Die Tänzerinnen und Tänzer liefern eine großartige Leistung: In starken, aber fließenden Bewegungen mit schnellen Wechseln, bewegen sie sich leichtfüßig über die Bühne. Nach einem Solo von Zoulfia Choniiazowa gibt es sogar Szenenapplaus.
Die Musik strapaziert hingegen durch sich ständig wiederholendes Piepen und tief-dröhnende Bässe. Der Klang ist brachial und schmerzt in den Ohren – im krassen Kontrast dazu bewegen sich die Tänzer grazil und anmutig. Die Gruppenszenen hingegen sind angenehmer anzuhören – denn hier wird sanfte Klaviermusik eingespielt.
Bildgewaltige Szenen
Immer wieder gibt es bildgewaltige Szenen und herausragende Momente: Einmal schwebt eine C-förmige Konstruktion über der Bühne, sie ist zusammengesetzt aus Fäden und Bällen.
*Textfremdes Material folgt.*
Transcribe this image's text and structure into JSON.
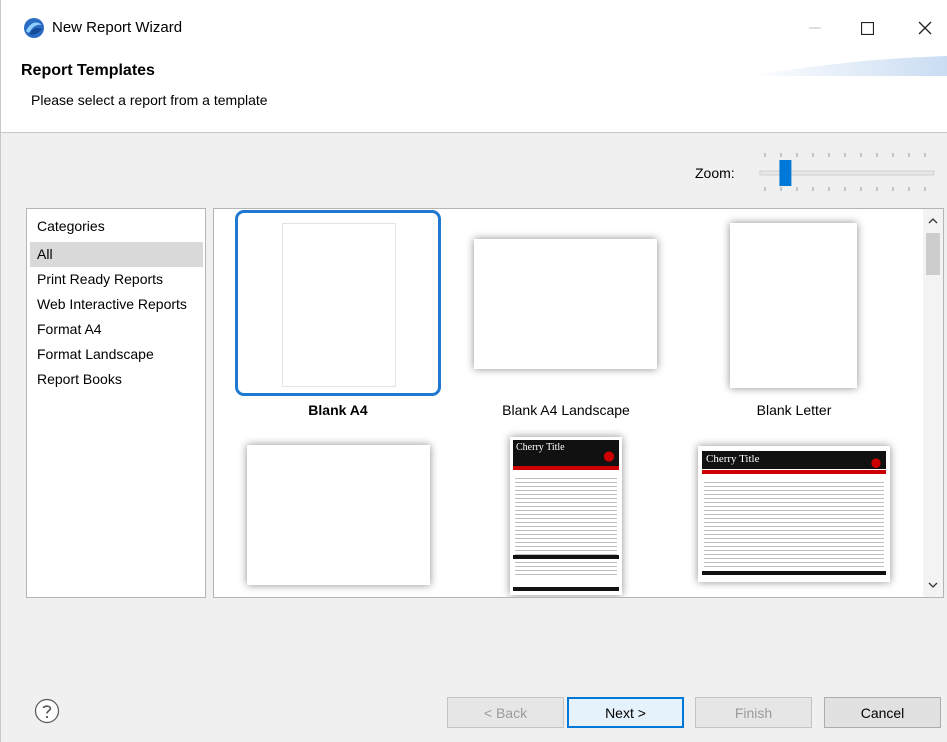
{
  "window": {
    "title": "New Report Wizard",
    "minimize_icon": "minimize-icon",
    "maximize_icon": "maximize-icon",
    "close_icon": "close-icon"
  },
  "header": {
    "title": "Report Templates",
    "description": "Please select a report from a template"
  },
  "zoom": {
    "label": "Zoom:",
    "level": 0.12
  },
  "categories": {
    "heading": "Categories",
    "items": [
      "All",
      "Print Ready Reports",
      "Web Interactive Reports",
      "Format A4",
      "Format Landscape",
      "Report Books"
    ],
    "selected": "All"
  },
  "templates": [
    {
      "label": "Blank A4",
      "selected": true
    },
    {
      "label": "Blank A4 Landscape",
      "selected": false
    },
    {
      "label": "Blank Letter",
      "selected": false
    },
    {
      "label": "",
      "selected": false
    },
    {
      "label": "",
      "preview_title": "Cherry Title",
      "selected": false
    },
    {
      "label": "",
      "preview_title": "Cherry Title",
      "selected": false
    }
  ],
  "buttons": {
    "back": "< Back",
    "next": "Next >",
    "finish": "Finish",
    "cancel": "Cancel"
  },
  "colors": {
    "selection_border": "#1f79d1",
    "slider_thumb": "#0078d7",
    "cherry_red": "#cc0000"
  }
}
Ein Teil dieser fällt überraschend zu Boden und fügt sich fließend in den Tanz ein.
Danach müssen die Bälle allerdings erstmal wieder aufgeräumt werden – und es gibt eine Pause. Leider. Denn gerade als die Atmosphäre am eindrücklichsten ist, wird man herausgerissen. Im zweiten Teil fällt es umso schwerer, wieder hineinzufinden.
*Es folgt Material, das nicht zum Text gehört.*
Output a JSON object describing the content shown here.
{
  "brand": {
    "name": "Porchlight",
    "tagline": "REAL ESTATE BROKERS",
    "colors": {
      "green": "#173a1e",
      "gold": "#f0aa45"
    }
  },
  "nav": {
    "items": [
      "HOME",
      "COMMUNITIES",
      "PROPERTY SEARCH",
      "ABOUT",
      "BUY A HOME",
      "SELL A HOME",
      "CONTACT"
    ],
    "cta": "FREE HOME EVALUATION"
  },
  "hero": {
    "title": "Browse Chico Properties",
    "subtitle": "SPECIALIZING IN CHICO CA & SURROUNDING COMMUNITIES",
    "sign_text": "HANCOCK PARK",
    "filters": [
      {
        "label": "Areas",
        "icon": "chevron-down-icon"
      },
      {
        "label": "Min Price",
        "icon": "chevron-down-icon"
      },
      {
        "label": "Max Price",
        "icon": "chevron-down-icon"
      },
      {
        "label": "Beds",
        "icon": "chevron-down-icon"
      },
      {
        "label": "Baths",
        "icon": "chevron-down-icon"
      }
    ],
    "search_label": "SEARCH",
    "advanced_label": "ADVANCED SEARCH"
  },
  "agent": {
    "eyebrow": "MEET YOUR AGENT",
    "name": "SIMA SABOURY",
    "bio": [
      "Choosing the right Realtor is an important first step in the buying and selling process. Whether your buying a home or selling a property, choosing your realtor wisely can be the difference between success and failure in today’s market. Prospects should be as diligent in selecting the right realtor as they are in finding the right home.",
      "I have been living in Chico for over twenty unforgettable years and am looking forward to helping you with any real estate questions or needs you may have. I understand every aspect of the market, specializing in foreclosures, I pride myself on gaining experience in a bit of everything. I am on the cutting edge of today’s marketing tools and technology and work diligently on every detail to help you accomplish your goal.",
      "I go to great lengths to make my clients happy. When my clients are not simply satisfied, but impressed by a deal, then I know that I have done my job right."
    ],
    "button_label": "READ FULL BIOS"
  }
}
Eine Hommage an die Sprache
Körper und Sprache. Tanz und Worte. Was ist die Idee hinter diesem Konzept? Funktioniert Tanz doch wortlos, hat seine ganz eigene Sprache. Und dennoch wirkt das Stück wie eine Hommage an die Schrift. Selbst die Körper der Tänzer bilden bisweilen Buchstaben – sie formen unter anderem das A und das Z, symbolisch für Anfang und Ende.
Alle 26 Lettern werden allerdings nicht auf die Bühne gebracht. Der Fokus wird auf einzelne Ausdrücke und deren Wirkung gelegt – Begriffe geformt durch die Sprache des Körpers und wie sie trösten und verletzen, bekräftigen und binden, entzweien und zusammenführen.
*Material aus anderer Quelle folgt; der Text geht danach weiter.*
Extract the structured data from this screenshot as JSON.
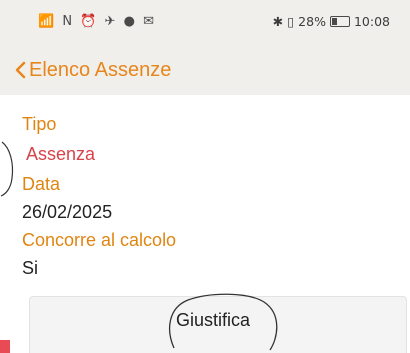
{
  "status_bar": {
    "left_icons": "📶 N ⏰ ✈ ● ✉",
    "battery_text": "28%",
    "time": "10:08",
    "battery_level": 0.28
  },
  "nav": {
    "back_label": "Elenco Assenze",
    "accent_color": "#e7861a"
  },
  "fields": [
    {
      "label": "Tipo",
      "value": "Assenza"
    },
    {
      "label": "Data",
      "value": "26/02/2025"
    },
    {
      "label": "Concorre al calcolo",
      "value": "Si"
    }
  ],
  "actions": {
    "justify_label": "Giustifica"
  }
}
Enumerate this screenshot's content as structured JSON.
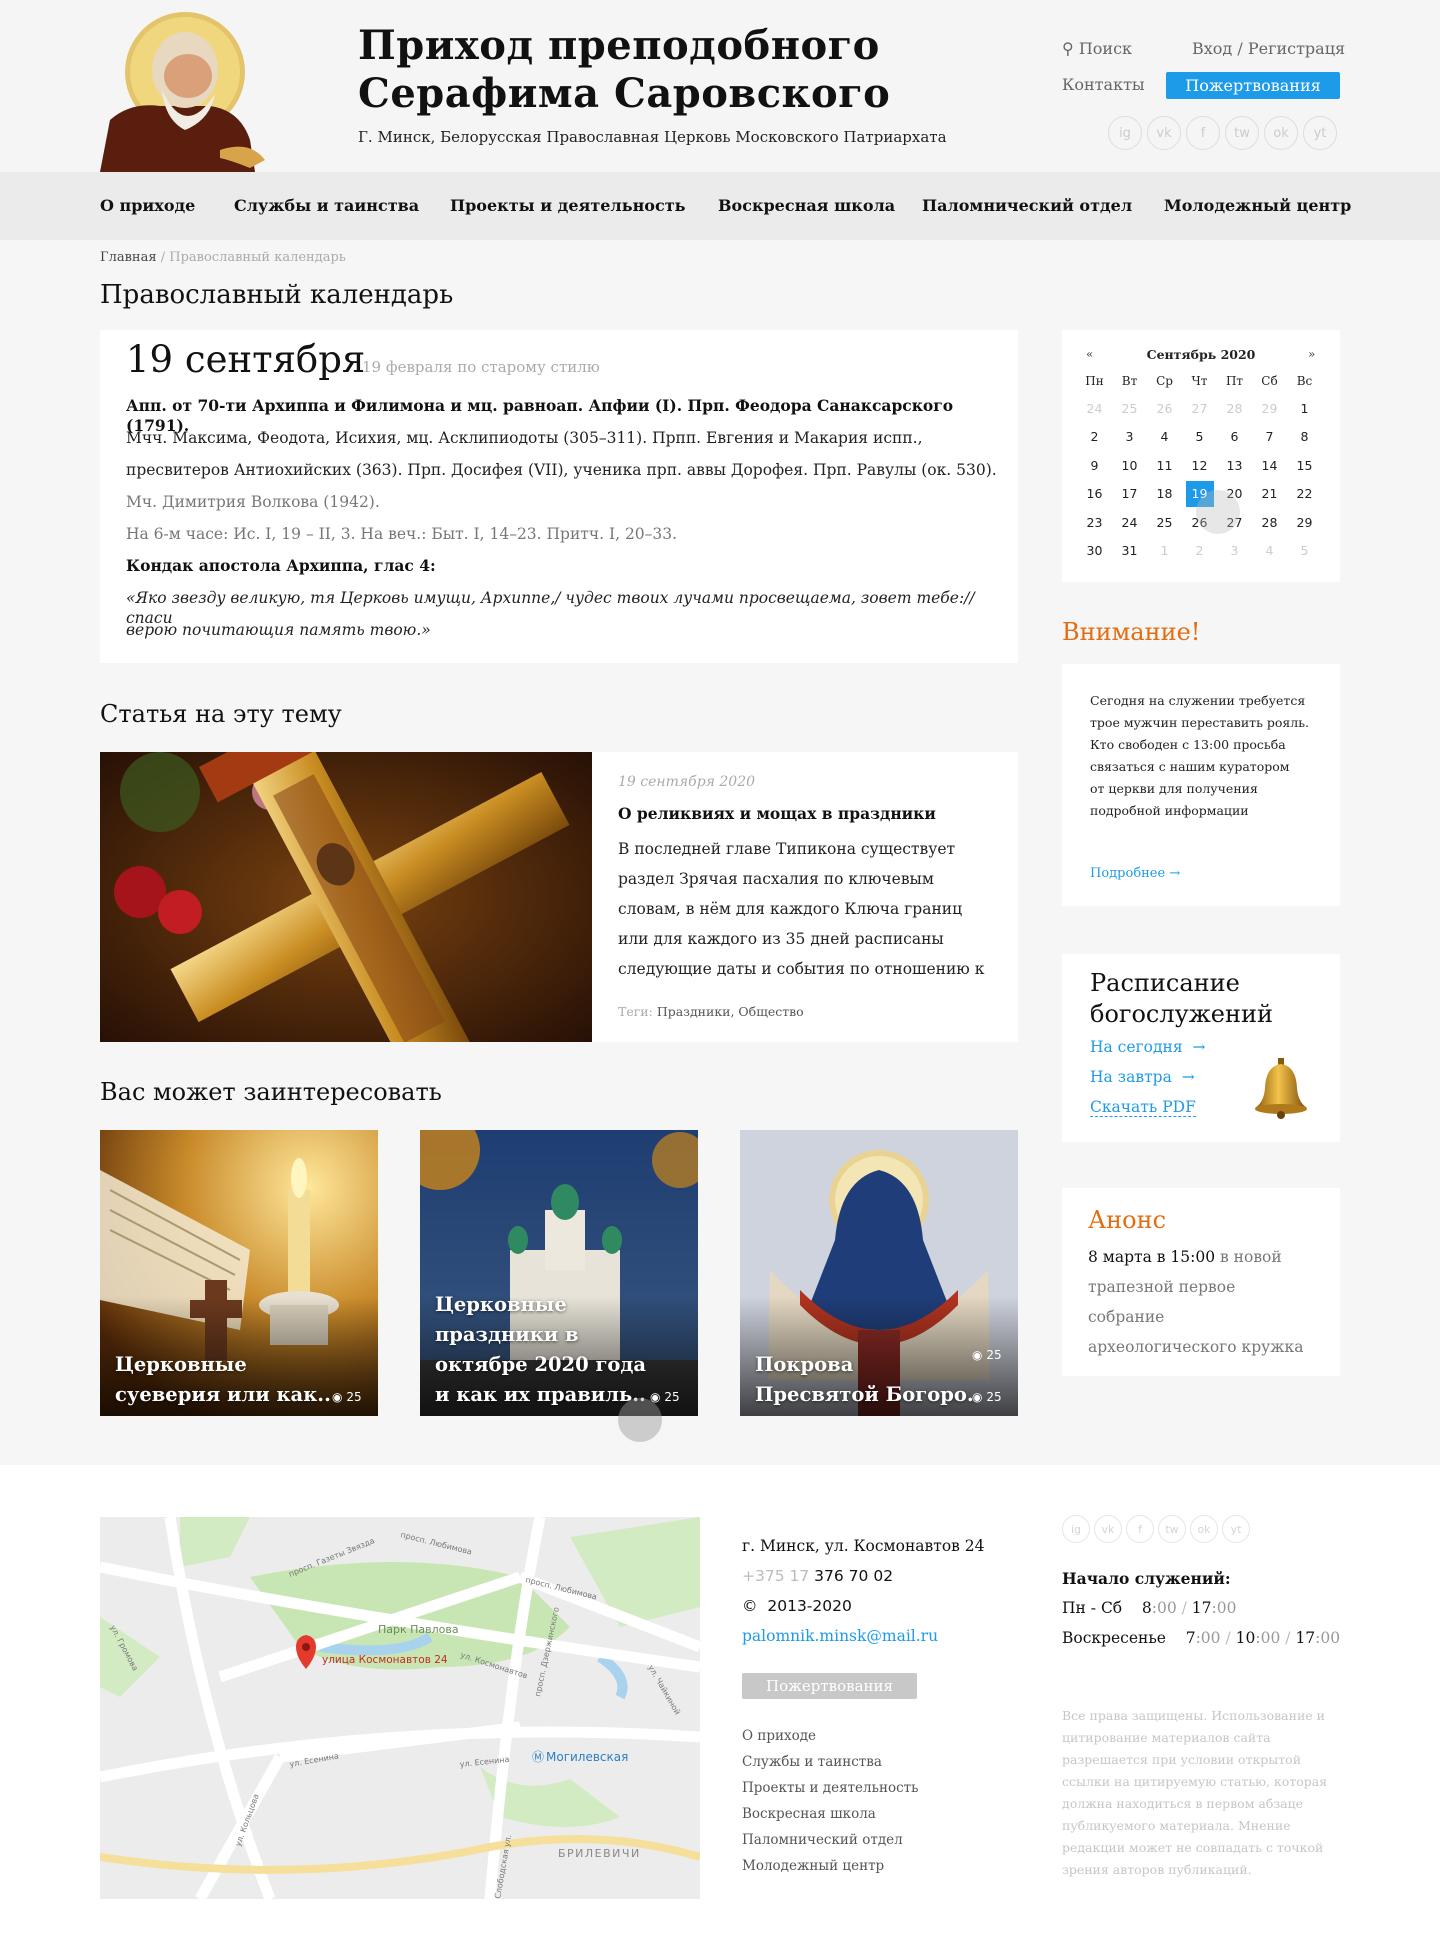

Manchmal fehlen Worte, um Emotionen zu beschreiben. Indem die Sprache ihr Vokabular um den Tanz erweitert, können sie, völlig wortlos, dennoch zum Ausdruck gebracht werden.
Weitere Aufführungen finden am 05. und 12. Juni um 20:00 Uhr statt. Der Eintritt kostet 4,25 – 32 Euro.